One reason for Sanders' outreach is ideological: Socialist label notwithstanding, he isn’t actually that far to the left. A study by VoteView, determined that Sanders is actually less liberal than many Republican senators are conservative.

Another reason is temperamental. He’s simply not the destructive type -- and that’s likely to define his presidential campaign. He has said he likes and respects Clinton. He talks about creating a grassroots movement, but one suspects his endgame is to leverage whatever power he can muster into concessions on policy from a prospective Clinton presidency.

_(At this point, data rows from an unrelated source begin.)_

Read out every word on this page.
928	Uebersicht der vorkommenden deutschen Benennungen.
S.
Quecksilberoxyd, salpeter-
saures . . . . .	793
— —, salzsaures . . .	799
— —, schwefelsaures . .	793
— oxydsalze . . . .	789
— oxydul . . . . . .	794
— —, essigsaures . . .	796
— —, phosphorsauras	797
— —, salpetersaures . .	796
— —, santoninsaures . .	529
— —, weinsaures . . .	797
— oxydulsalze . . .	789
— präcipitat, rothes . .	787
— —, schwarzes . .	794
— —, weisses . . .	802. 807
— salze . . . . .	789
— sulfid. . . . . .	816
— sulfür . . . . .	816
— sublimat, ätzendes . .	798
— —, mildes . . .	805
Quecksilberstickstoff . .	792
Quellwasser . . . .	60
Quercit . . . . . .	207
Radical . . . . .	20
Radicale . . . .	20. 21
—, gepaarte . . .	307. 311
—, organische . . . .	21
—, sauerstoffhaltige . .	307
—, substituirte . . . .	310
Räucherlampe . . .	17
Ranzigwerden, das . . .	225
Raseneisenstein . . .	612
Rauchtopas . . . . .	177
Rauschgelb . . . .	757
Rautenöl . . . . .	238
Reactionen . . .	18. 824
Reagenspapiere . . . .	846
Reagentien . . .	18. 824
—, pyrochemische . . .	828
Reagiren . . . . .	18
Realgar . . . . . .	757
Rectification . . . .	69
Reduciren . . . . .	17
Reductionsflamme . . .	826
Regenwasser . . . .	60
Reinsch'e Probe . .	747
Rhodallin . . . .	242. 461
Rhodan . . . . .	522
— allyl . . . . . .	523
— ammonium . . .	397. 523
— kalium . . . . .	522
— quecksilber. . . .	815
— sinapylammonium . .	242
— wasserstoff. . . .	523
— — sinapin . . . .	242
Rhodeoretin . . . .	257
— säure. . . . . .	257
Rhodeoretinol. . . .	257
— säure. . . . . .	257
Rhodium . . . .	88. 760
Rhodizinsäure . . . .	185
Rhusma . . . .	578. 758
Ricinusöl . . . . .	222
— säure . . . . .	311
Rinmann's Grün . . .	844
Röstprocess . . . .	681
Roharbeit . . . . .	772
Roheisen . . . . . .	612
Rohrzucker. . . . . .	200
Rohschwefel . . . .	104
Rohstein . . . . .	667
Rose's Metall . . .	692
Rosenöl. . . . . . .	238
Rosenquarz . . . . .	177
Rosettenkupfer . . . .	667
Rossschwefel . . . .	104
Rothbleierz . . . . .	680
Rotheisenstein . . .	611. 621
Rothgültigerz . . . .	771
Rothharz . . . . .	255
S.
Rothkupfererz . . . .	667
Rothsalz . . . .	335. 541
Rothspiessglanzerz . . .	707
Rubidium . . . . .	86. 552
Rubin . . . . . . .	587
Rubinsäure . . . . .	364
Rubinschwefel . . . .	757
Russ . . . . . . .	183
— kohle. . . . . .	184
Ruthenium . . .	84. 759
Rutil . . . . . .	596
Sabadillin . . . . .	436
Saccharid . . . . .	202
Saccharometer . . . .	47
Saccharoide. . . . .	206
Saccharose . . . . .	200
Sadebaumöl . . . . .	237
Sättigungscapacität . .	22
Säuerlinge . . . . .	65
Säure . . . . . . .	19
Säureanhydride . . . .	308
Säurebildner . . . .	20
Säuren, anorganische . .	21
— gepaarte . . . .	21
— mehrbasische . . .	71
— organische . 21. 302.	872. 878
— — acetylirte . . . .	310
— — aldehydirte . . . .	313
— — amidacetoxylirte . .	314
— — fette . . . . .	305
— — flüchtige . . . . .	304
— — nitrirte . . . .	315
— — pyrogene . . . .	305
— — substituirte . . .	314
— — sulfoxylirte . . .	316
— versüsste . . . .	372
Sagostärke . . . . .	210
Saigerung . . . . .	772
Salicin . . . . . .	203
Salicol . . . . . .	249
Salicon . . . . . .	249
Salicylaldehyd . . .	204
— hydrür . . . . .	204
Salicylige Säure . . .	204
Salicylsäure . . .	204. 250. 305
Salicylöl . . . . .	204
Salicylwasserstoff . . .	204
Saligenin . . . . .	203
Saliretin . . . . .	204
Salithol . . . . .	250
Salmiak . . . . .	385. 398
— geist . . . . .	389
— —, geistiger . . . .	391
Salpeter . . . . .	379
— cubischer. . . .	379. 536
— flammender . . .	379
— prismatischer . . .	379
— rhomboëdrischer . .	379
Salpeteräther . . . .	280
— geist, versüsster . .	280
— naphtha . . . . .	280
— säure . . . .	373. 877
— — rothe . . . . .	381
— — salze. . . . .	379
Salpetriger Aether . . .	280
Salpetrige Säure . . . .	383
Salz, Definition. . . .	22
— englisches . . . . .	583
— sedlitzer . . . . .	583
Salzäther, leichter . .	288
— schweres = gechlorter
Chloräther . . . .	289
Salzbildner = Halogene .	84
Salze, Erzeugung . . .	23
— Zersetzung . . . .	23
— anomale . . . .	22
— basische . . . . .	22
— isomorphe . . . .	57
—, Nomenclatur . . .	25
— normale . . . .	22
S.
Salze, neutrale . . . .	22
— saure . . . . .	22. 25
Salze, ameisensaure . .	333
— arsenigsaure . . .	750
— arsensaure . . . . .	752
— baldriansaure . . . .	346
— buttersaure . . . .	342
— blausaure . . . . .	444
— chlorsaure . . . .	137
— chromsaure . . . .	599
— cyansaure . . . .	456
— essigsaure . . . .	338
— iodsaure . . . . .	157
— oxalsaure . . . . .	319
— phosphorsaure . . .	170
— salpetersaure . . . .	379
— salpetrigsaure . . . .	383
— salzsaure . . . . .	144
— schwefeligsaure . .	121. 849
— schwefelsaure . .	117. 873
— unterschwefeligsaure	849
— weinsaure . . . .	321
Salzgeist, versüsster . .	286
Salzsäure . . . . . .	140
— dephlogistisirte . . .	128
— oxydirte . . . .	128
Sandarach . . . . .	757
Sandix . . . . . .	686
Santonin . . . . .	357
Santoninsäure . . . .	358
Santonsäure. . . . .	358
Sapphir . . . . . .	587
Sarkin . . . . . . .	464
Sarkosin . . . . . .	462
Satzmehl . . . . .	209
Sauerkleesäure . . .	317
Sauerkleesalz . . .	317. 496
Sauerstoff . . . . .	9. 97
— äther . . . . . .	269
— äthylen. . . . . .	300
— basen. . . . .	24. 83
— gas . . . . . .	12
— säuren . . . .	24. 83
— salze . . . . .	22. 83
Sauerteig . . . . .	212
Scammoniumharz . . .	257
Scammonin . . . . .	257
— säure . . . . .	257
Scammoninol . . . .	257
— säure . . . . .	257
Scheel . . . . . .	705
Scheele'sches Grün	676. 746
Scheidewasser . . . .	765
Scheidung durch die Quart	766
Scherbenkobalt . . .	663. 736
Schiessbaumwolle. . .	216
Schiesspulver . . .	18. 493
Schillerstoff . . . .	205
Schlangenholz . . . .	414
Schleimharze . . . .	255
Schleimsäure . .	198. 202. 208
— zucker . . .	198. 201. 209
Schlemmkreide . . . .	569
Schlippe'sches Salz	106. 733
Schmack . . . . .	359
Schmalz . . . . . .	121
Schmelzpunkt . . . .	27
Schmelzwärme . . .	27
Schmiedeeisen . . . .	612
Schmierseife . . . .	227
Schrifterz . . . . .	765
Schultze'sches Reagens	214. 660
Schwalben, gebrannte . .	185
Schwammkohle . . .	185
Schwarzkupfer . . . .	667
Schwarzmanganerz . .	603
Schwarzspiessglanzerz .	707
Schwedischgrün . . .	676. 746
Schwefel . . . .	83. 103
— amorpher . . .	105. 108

And that might not be so hard. Clinton is a mainstream liberal, and these days mainstream liberals tend to want the same things that Sanders does -- a stronger welfare state, more regulation of business, higher wages for the lower and middle classes, action on climate change. The question is how aggressively and enthusiastically she promotes these causes, via rhetoric and actual policy proposals. Sanders could push her in ways that are unlikely to hurt and might very well help -- by encouraging her to confront Wall Street more forcefully, for example, or getting her to endorse government negotiation of prices with drug companies.

You won’t hear Clinton calling herself a socialist, for sure. But as Sanders’ own career shows, the label doesn’t mean a whole lot anyway.

CORRECTION: An earlier version of this story mistakenly said that Howard Dean did not win any primaries in 2004. In fact, he came in first in the Democratic contests in Vermont and the District of Columbia.